During a service at Greater Mount Nebo AME Church in Upper Marlboro, area ministers joined county lawmakers in saying that slot machines would hurt, not help, Prince George's.
County Council Chairman Samuel H. Dean (D-Mitchellville), one of those in attendance, said he recalled when lawmakers in New Jersey promised that the quality of life in that state would get better if slots were brought to Atlantic City. The slot machines came, he said, but the slums are still there.
"This is not an economic issue that will help anybody," Dean sad.
Gov. Robert L. Ehrlich Jr. (R) has pushed for slots as a way to generate revenue for education and other state priorities. Two weeks ago, Maryland's House of Delegates approved a bill that would allow 9,500 video lottery terminals to operate in Anne Arundel, Frederick, Harford and Dorchester counties. The Senate passed its own bill to allow 15,500 machines at seven sites across Maryland, including at four horse tracks.
But now the legalization effort has stalled, with House leaders unwilling to negotiate further changes and the Senate unwilling to accept the House's scaled-down proposal.
At Sunday's service, Del.

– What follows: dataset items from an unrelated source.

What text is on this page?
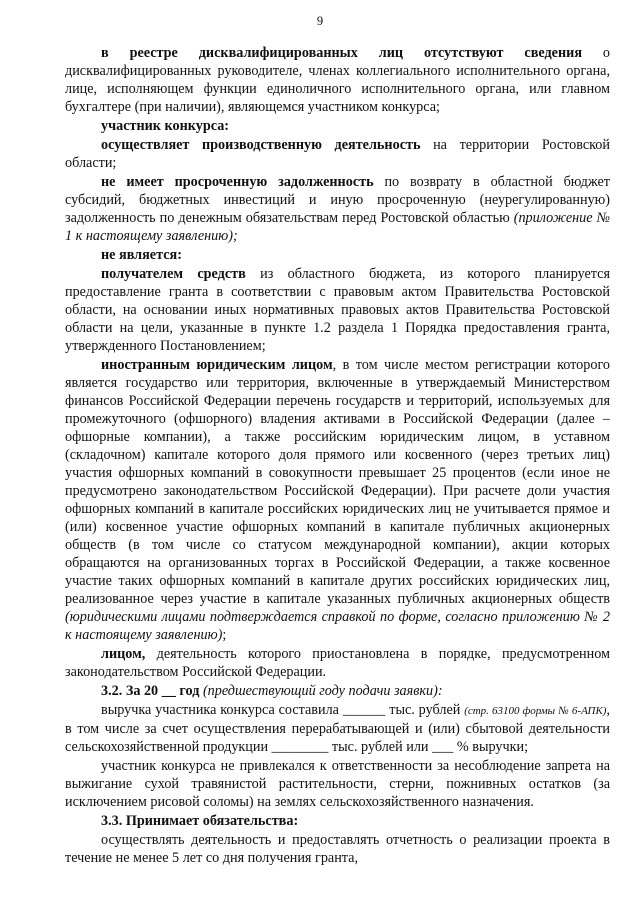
9

в реестре дисквалифицированных лиц отсутствуют сведения о дисквалифицированных руководителе, членах коллегиального исполнительного органа, лице, исполняющем функции единоличного исполнительного органа, или главном бухгалтере (при наличии), являющемся участником конкурса;

участник конкурса:

осуществляет производственную деятельность на территории Ростовской области;

не имеет просроченную задолженность по возврату в областной бюджет субсидий, бюджетных инвестиций и иную просроченную (неурегулированную) задолженность по денежным обязательствам перед Ростовской областью (приложение № 1 к настоящему заявлению);

не является:

получателем средств из областного бюджета, из которого планируется предоставление гранта в соответствии с правовым актом Правительства Ростовской области, на основании иных нормативных правовых актов Правительства Ростовской области на цели, указанные в пункте 1.2 раздела 1 Порядка предоставления гранта, утвержденного Постановлением;

иностранным юридическим лицом, в том числе местом регистрации которого является государство или территория, включенные в утверждаемый Министерством финансов Российской Федерации перечень государств и территорий, используемых для промежуточного (офшорного) владения активами в Российской Федерации (далее – офшорные компании), а также российским юридическим лицом, в уставном (складочном) капитале которого доля прямого или косвенного (через третьих лиц) участия офшорных компаний в совокупности превышает 25 процентов (если иное не предусмотрено законодательством Российской Федерации). При расчете доли участия офшорных компаний в капитале российских юридических лиц не учитывается прямое и (или) косвенное участие офшорных компаний в капитале публичных акционерных обществ (в том числе со статусом международной компании), акции которых обращаются на организованных торгах в Российской Федерации, а также косвенное участие таких офшорных компаний в капитале других российских юридических лиц, реализованное через участие в капитале указанных публичных акционерных обществ (юридическими лицами подтверждается справкой по форме, согласно приложению № 2 к настоящему заявлению);

лицом, деятельность которого приостановлена в порядке, предусмотренном законодательством Российской Федерации.

3.2. За 20 __ год (предшествующий году подачи заявки):

выручка участника конкурса составила ______ тыс. рублей (стр. 63100 формы № 6-АПК), в том числе за счет осуществления перерабатывающей и (или) сбытовой деятельности сельскохозяйственной продукции ________ тыс. рублей или ___ % выручки;

участник конкурса не привлекался к ответственности за несоблюдение запрета на выжигание сухой травянистой растительности, стерни, пожнивных остатков (за исключением рисовой соломы) на землях сельскохозяйственного назначения.

3.3. Принимает обязательства:

осуществлять деятельность и предоставлять отчетность о реализации проекта в течение не менее 5 лет со дня получения гранта,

Joanne C. Benson (D-Prince George's) urged the pastors and churchgoers to let legislators know that they object to slot machines. Benson said that by pushing to bring gambling to Maryland, lawmakers are "asking us to bring one more cocaine into our community."

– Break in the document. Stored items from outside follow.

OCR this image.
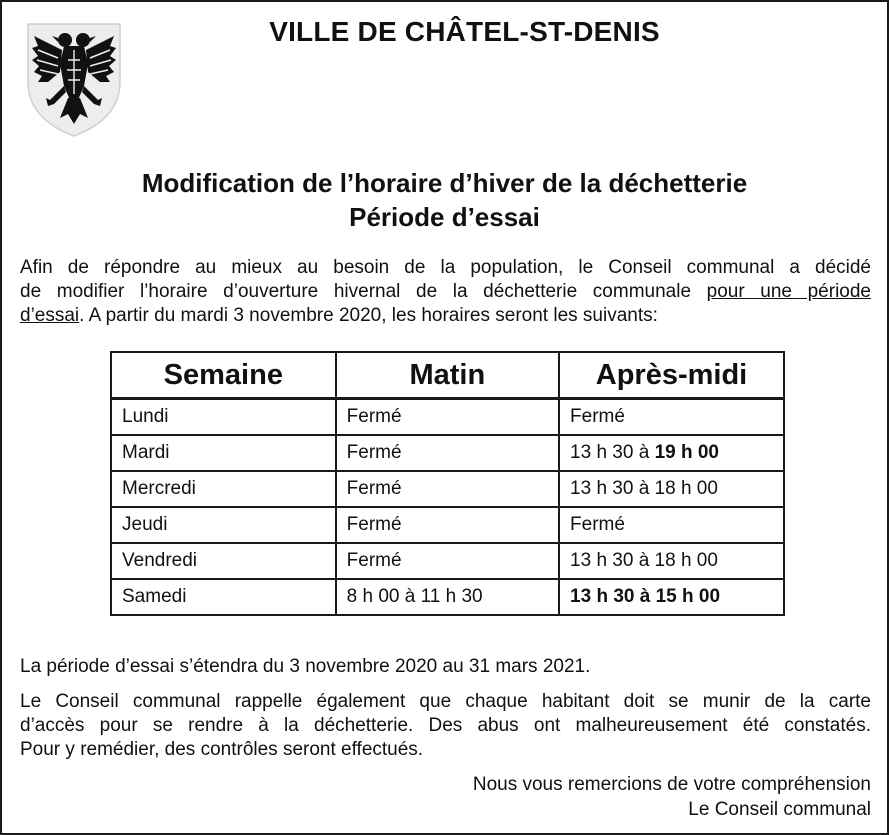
VILLE DE CHÂTEL-ST-DENIS
Modification de l’horaire d’hiver de la déchetterie
Période d’essai
Afin de répondre au mieux au besoin de la population, le Conseil communal a décidé
de modifier l’horaire d’ouverture hivernal de la déchetterie communale pour une période
d’essai. A partir du mardi 3 novembre 2020, les horaires seront les suivants:
Semaine	Matin	Après-midi
Lundi	Fermé	Fermé
Mardi	Fermé	13 h 30 à 19 h 00
Mercredi	Fermé	13 h 30 à 18 h 00
Jeudi	Fermé	Fermé
Vendredi	Fermé	13 h 30 à 18 h 00
Samedi	8 h 00 à 11 h 30	13 h 30 à 15 h 00
La période d’essai s’étendra du 3 novembre 2020 au 31 mars 2021.
Le Conseil communal rappelle également que chaque habitant doit se munir de la carte
d’accès pour se rendre à la déchetterie. Des abus ont malheureusement été constatés.
Pour y remédier, des contrôles seront effectués.
Nous vous remercions de votre compréhension
Le Conseil communal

"You can't just talk about this issue," Benson said. "We need you in Annapolis."
The Rev. Grainger Browning Jr., pastor of the 10,000-member Ebenezer AME church in Fort Washington, told the attendees at Mount Nebo of a scene he witnessed on a trip to Biloxi, Miss. He recalled seeing a group of people getting off a tour bus in front of one of the casinos the Gulf Coast city is known for.
"You would have thought it was a hospital bus," Browning said. "There were senior citizens, persons with oxygen masks, people giving their last dollars to make ends meet," he said. "The bottom line is that the quality life will not change if slots come."
Forty years after hundreds of civil rights marchers were beaten by police wielding clubs as they attempted to cross the Edmund Pettus Bridge in Selma, Ala., U.S. Rep. Steny H. Hoyer (D-Md.) traveled to the bridge last weekend to commemorate what became known as "Bloody Sunday."
Hoyer was honorary co-chairman of a bipartisan congressional delegation that went to Alabama for the anniversary of the famous march, which took place on March 7, 1965.
The lawmakers visited Kelly Ingram Park in Birmingham and the Civil Rights Memorial in Montgomery, and participated in a reenactment of the march in Selma that led to the passage of the Voting Rights Act of 1965.
Hoyer said the trip was an important one for him to make as a way to recognize the contributions of African Americans.